In a statement, the IDF said: “In March 2022, a wave of terrorist attacks erupted in Israel. Following it, the IDF began to carry out counter-terrorism activities in various locations in [the West Bank] … based on precise intelligence and situational assessments.
“During these activities, individuals suspected of carrying out security offences were apprehended, and many illegal weapons and munitions were seized. We currently consider the operation a success in terms of countering terrorism and preventing it before it occurs.”
Several hallmarks of the 2000-05 intifada have returned this year, including the use of punishing sieges on Palestinian neighbourhoods and cities and targeted assassinations in the West Bank. Last month, the first bus bombings in Jerusalem in years killed two Israelis waiting for busy morning rush hour services.
Many of those doing the fighting now, however, are too young to remember those five years of bloodshed, which claimed about 3,000 Palestinian and 1,000 Israeli lives – let alone the peace process of the 1990s.
Israelis doing military service are generally about 19 or 20 years old. Almost everyone the Guardian met during visits to Jenin and Nablus this year said that since there is no hope for a better future, young Palestinians believe the only alternative is to pick up a gun. That is increasingly easy to do: the West Bank is awash with weapons smuggled over the border from Jordan and stolen from IDF bases.

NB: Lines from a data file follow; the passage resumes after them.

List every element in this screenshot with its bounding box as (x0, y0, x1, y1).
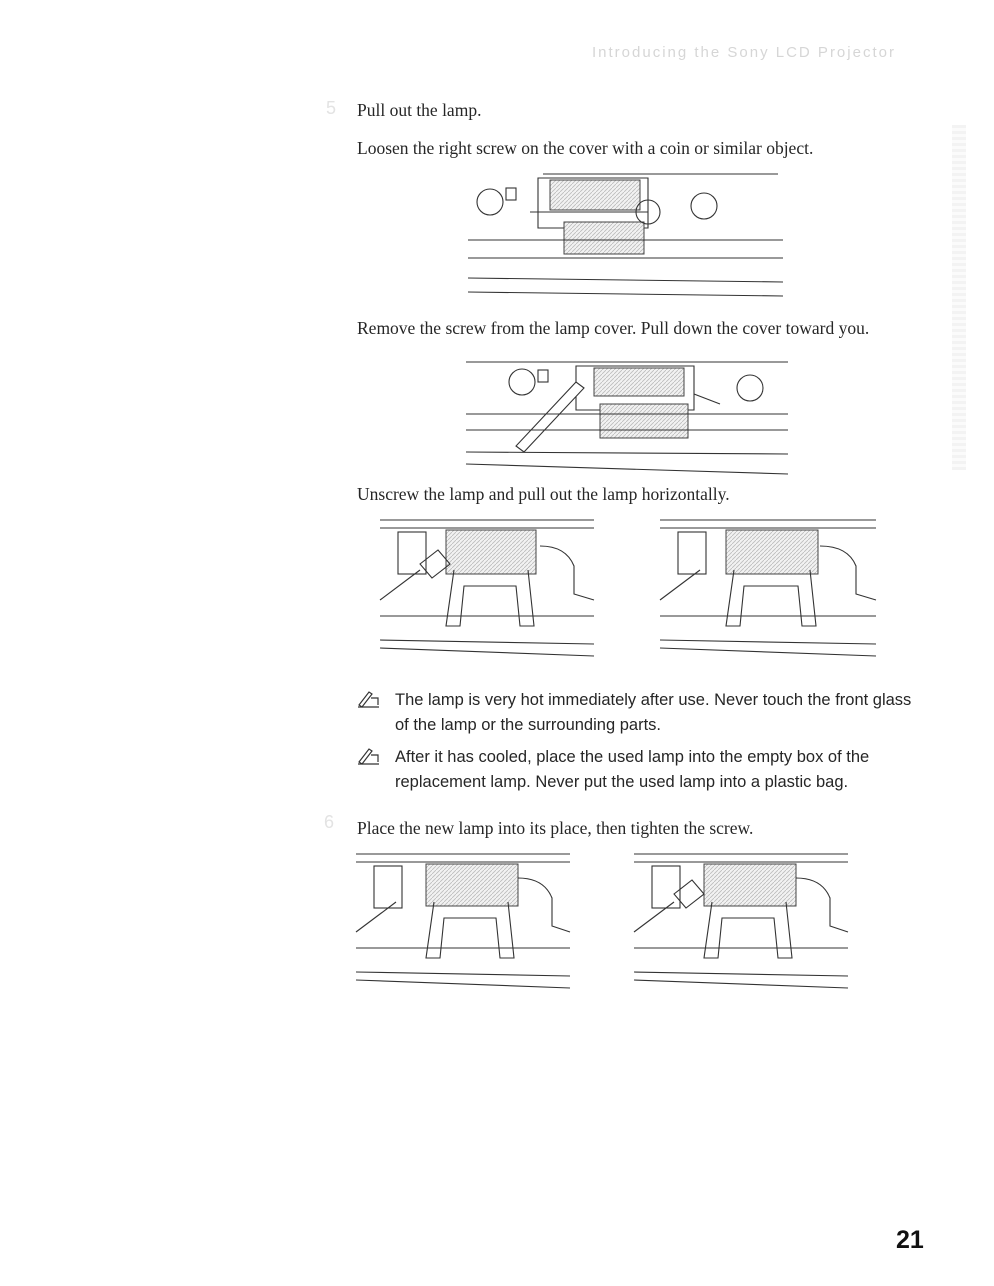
step-number: 6 (324, 812, 335, 832)
note-lamp-hot (357, 688, 917, 738)
step-text-pull-out-lamp: Pull out the lamp. (357, 100, 482, 120)
figure-loosen-screw (468, 168, 783, 300)
step-text-place-new-lamp: Place the new lamp into its place, then tighten the screw. (357, 818, 754, 838)
side-tab-strip (952, 125, 966, 470)
figure-unscrew-lamp-right (660, 516, 876, 660)
instruction-remove-screw: Remove the screw from the lamp cover. Pull down the cover toward you. (357, 318, 870, 338)
pencil-note-icon (357, 688, 379, 708)
instruction-loosen-screw: Loosen the right screw on the cover with a coin or similar object. (357, 138, 814, 158)
figure-place-lamp-right (634, 850, 848, 992)
note-text: After it has cooled, place the used lamp into the empty box of the replacement lamp. Never put the used lamp into a plastic bag. (395, 748, 870, 791)
note-text: The lamp is very hot immediately after use. Never touch the front glass of the lamp or the surrounding parts. (395, 691, 912, 734)
note-dispose-lamp (357, 745, 917, 795)
instruction-unscrew-lamp: Unscrew the lamp and pull out the lamp horizontally. (357, 484, 730, 504)
figure-unscrew-lamp-left (380, 516, 594, 660)
figure-remove-cover (466, 354, 788, 480)
figure-place-lamp-left (356, 850, 570, 992)
running-header: Introducing the Sony LCD Projector (592, 44, 896, 61)
pencil-note-icon (357, 745, 379, 765)
page-number: 21 (896, 1226, 924, 1254)
step-number: 5 (326, 98, 337, 118)
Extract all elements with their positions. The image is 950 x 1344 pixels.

Political developments are adding fuel to the fire. After 16 years without elections, the Palestinian Authority, which controls parts of the West Bank, is viewed by most of the population as corrupt and impotent. The elderly president, Mahmoud Abbas, is in ill health and has not appointed an official successor; his decline or death is likely to further destabilize the situation.
Most worrying of all, however, is the rise of the far right in Israel. In November’s election, the Religious Zionists, an extremist anti-Arab slate in former prime minister Benjamin Netanyahu’s coalition bloc, managed to more than double their number of seats, propelling Netanyahu back into office.

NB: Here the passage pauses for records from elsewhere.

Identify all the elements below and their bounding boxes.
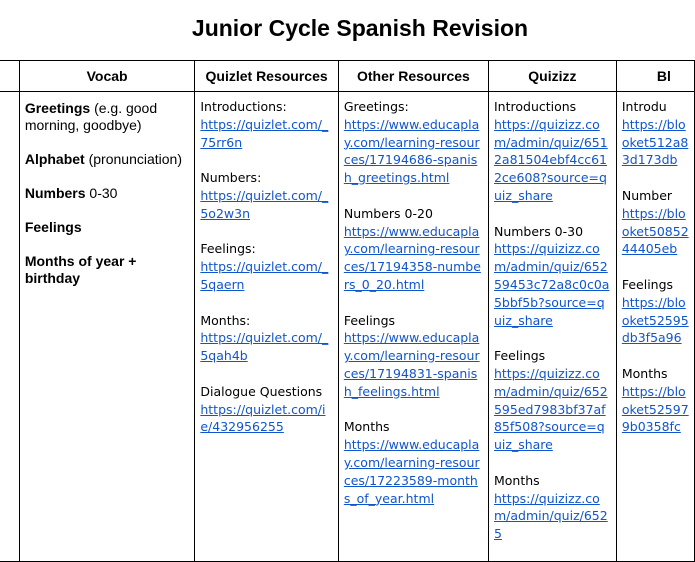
- resource-block: [494, 98, 611, 205]
- blank-cell: [0, 92, 19, 562]
- column-header-vocab: Vocab: [19, 61, 195, 92]
- quizizz-link[interactable]: https://quizizz.com/admin/quiz/65259453c72a8c0c0a5bbf5b?source=quiz_share: [493, 241, 610, 328]
- vocab-item: [25, 219, 190, 236]
- resource-label: Months:: [200, 312, 251, 328]
- resource-block: [622, 365, 689, 436]
- blooket-cell: [616, 92, 694, 562]
- resource-label: Dialogue Questions: [200, 383, 323, 399]
- header-row: [0, 61, 695, 92]
- quizlet-link[interactable]: https://quizlet.com/_75rr6n: [200, 116, 329, 150]
- educaplay-link[interactable]: https://www.educaplay.com/learning-resources/17194831-spanish_feelings.html: [343, 330, 480, 399]
- column-header-quizlet: Quizlet Resources: [195, 61, 339, 92]
- content-row: [0, 92, 695, 562]
- resource-block: [494, 347, 611, 454]
- educaplay-link[interactable]: https://www.educaplay.com/learning-resources/17194358-numbers_0_20.html: [343, 223, 481, 292]
- resource-block: [200, 383, 333, 436]
- resource-block: [200, 169, 333, 222]
- resource-label: Feelings:: [200, 241, 256, 257]
- resource-block: [494, 472, 611, 543]
- quizizz-link[interactable]: https://quizizz.com/admin/quiz/652595ed7983bf37af85f508?source=quiz_share: [493, 365, 608, 453]
- resource-label: Numbers:: [200, 170, 262, 186]
- column-header-blank: [0, 61, 19, 92]
- page-title: Junior Cycle Spanish Revision: [191, 15, 529, 41]
- quizizz-link[interactable]: https://quizizz.com/admin/quiz/6525: [493, 490, 608, 542]
- vocab-item: [25, 185, 190, 202]
- resource-label: Introductions:: [200, 99, 287, 114]
- quizlet-link[interactable]: https://quizlet.com/ie/432956255: [200, 401, 326, 435]
- resource-block: [344, 205, 483, 294]
- blooket-link[interactable]: https://blooket52595db3f5a96: [621, 294, 689, 346]
- educaplay-link[interactable]: https://www.educaplay.com/learning-resources/17223589-months_of_year.html: [343, 437, 480, 506]
- resource-label: Months: [493, 472, 540, 488]
- other-resources-cell: [338, 92, 488, 562]
- resource-block: [344, 312, 483, 401]
- resource-label: Feelings: [621, 276, 674, 292]
- resource-block: [622, 276, 689, 347]
- resource-label: Months: [621, 365, 668, 381]
- vocab-topic: Alphabet: [24, 151, 85, 167]
- quizizz-link[interactable]: https://quizizz.com/admin/quiz/6512a81504ebf4cc612ce608?source=quiz_share: [493, 116, 608, 203]
- blooket-link[interactable]: https://blooket525979b0358fc: [621, 383, 689, 435]
- quizlet-cell: [195, 92, 339, 562]
- resource-block: [494, 223, 611, 330]
- resource-label: Numbers 0-30: [493, 223, 584, 239]
- vocab-topic: Months of year + birthday: [24, 253, 137, 286]
- vocab-topic: Feelings: [24, 219, 82, 235]
- resource-label: Introductions: [493, 99, 577, 114]
- blooket-link[interactable]: https://blooket512a83d173db: [621, 116, 689, 168]
- vocab-cell: [19, 92, 195, 562]
- resource-label: Feelings: [493, 348, 546, 364]
- revision-table: [0, 60, 695, 562]
- resource-label: Numbers 0-20: [343, 205, 433, 221]
- resource-block: [622, 98, 689, 169]
- column-header-blooket: Bl: [616, 61, 694, 92]
- quizlet-link[interactable]: https://quizlet.com/_5o2w3n: [200, 187, 329, 221]
- column-header-other: Other Resources: [338, 61, 488, 92]
- quizlet-link[interactable]: https://quizlet.com/_5qah4b: [200, 330, 329, 364]
- column-header-quizizz: Quizizz: [488, 61, 616, 92]
- vocab-note: (pronunciation): [84, 151, 182, 167]
- resource-label: Months: [343, 419, 390, 435]
- resource-label: Introdu: [621, 99, 667, 114]
- vocab-item: [25, 100, 190, 134]
- quizizz-cell: [488, 92, 616, 562]
- resource-block: [200, 312, 333, 365]
- vocab-item: [25, 151, 190, 168]
- quizlet-link[interactable]: https://quizlet.com/_5qaern: [200, 259, 329, 292]
- resource-block: [622, 187, 689, 258]
- vocab-item: [25, 253, 190, 287]
- resource-block: [344, 418, 483, 507]
- blooket-link[interactable]: https://blooket5085244405eb: [621, 205, 689, 257]
- resource-label: Greetings:: [343, 99, 409, 114]
- vocab-note: (e.g. good morning, goodbye): [24, 100, 158, 133]
- resource-block: [200, 98, 333, 151]
- resource-block: [200, 240, 333, 293]
- revision-table-wrap: [0, 60, 695, 562]
- resource-block: [344, 98, 483, 187]
- resource-label: Feelings: [343, 312, 396, 328]
- resource-label: Number: [621, 187, 673, 203]
- vocab-note: 0-30: [85, 185, 118, 201]
- vocab-topic: Numbers: [24, 185, 86, 201]
- educaplay-link[interactable]: https://www.educaplay.com/learning-resources/17194686-spanish_greetings.html: [343, 116, 480, 186]
- vocab-topic: Greetings: [24, 100, 91, 116]
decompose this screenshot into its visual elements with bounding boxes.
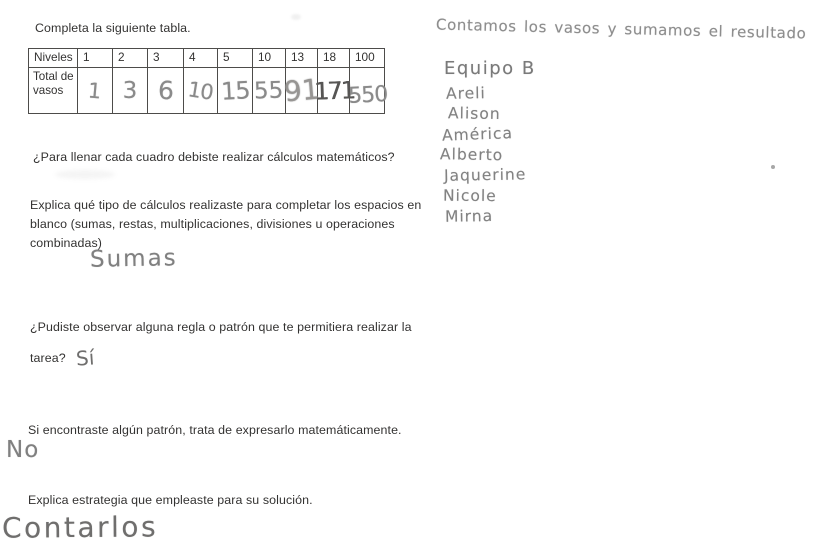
table-instruction: Completa la siguiente tabla. [35,21,191,35]
total-cell-2 [113,68,148,114]
handwritten-total-5: 15 [220,75,250,106]
handwritten-total-4: 10 [186,76,215,105]
level-header-100: 100 [350,49,385,68]
team-member: Areli [445,84,486,103]
question-regla-o-patron [30,317,432,372]
handwritten-team-list [439,58,536,227]
level-header-10: 10 [253,49,286,68]
team-member: Alison [447,103,501,123]
table-row-label-total-de-vasos: Total de vasos [29,68,78,114]
level-header-18: 18 [318,49,350,68]
table-header-niveles: Niveles [29,49,78,68]
levels-table [28,48,388,114]
team-member: Mirna [444,206,494,226]
level-header-4: 4 [184,49,218,68]
team-member: Jaquerine [443,165,527,185]
level-header-3: 3 [148,49,184,68]
scan-speck [771,165,775,169]
handwritten-total-13: 91 [282,72,321,109]
question-estrategia: Explica estrategia que empleaste para su solución. [28,493,313,507]
handwritten-total-3: 6 [157,75,174,106]
total-cell-100 [347,68,388,114]
pencil-smudge [55,170,115,179]
level-header-2: 2 [113,49,148,68]
handwritten-strategy-note: Contamos los vasos y sumamos el resultado [435,15,807,43]
team-member: Nicole [442,186,497,205]
handwritten-total-18: 171 [313,75,354,106]
level-header-1: 1 [78,49,113,68]
handwritten-total-10: 55 [253,76,285,105]
team-name: Equipo B [444,58,536,79]
handwritten-answer-contarlos: Contarlos [1,510,159,545]
total-cell-10 [253,68,286,114]
total-cell-3 [148,68,184,114]
total-cell-1 [78,68,113,114]
question-expresar-matematicamente: Si encontraste algún patrón, trata de expresarlo matemáticamente. [28,423,402,437]
level-header-13: 13 [286,49,318,68]
scan-speck [291,14,301,20]
handwritten-total-2: 3 [122,77,138,104]
team-members [439,83,536,227]
question-calculos-matematicos: ¿Para llenar cada cuadro debiste realizar cálculos matemáticos? [33,150,395,164]
handwritten-answer-no: No [6,437,40,463]
total-cell-4 [184,68,218,114]
total-cell-18 [313,68,354,114]
total-cell-5 [218,68,253,114]
handwritten-answer-sumas: Sumas [89,245,178,273]
level-header-5: 5 [218,49,253,68]
handwritten-answer-si: Sí [74,345,96,371]
team-member: América [441,124,514,145]
question-tipo-de-calculos: Explica qué tipo de cálculos realizaste para completar los espacios en blanco (sumas, restas, multiplicaciones, divisiones u operaciones combinadas) [30,198,422,251]
handwritten-total-1: 1 [87,77,103,104]
handwritten-total-100: 550 [347,81,388,109]
team-member: Alberto [439,144,504,164]
question-regla-o-patron-text: ¿Pudiste observar alguna regla o patrón que te permitiera realizar la tarea? [30,320,412,366]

Bezalel Smotrich, the leader of the Religious Zionists, along with Itamar Ben-Gvir, the head of the far-right Otzma Yehudit party, will receive important cabinet positions in the incoming government, giving them expanded powers over Israel’s police and control over settlement building in the West Bank, which they are sure to accelerate.
The pair are also seeking to change the status quo on Jerusalem’s holy Temple Mount to allow Jewish worship, and Ben-Gvir has said he intends to visit soon. A similar stunt by the then leader of the opposition, Ariel Sharon, in 2000 helped ignite the second intifada. To Muslims, the sacred area is known as the Noble Sanctuary, or Haram al-Sharif.
A new Palestinian uprising will not look like the two that came before it. The young men fighting in Jenin and Nablus at the moment are for now acting only locally, and are not necessarily affiliated with established Palestinian militias such as the al-Aqsa Martyrs’ Brigades and Hamas’s Al-Qassam Brigades.
Suicide bombings are not as likely to feature prominently: the third intifada is instead expected to rely on the firearms that have proliferated in Palestinian society in recent years. Israel’s use of invasive surveillance technology and it’s as-yet unfulfilled threat to use armed drones in the West Bank would also make it much more difficult for Palestinian factions to operate.
“The Israelis have calculated there is a level of violence they can tolerate but there is only so much that is within their control,” Buttu said. “There are a lot of weapons around now. It’s just a matter of time before the violence in the West Bank boomerangs back around to them.”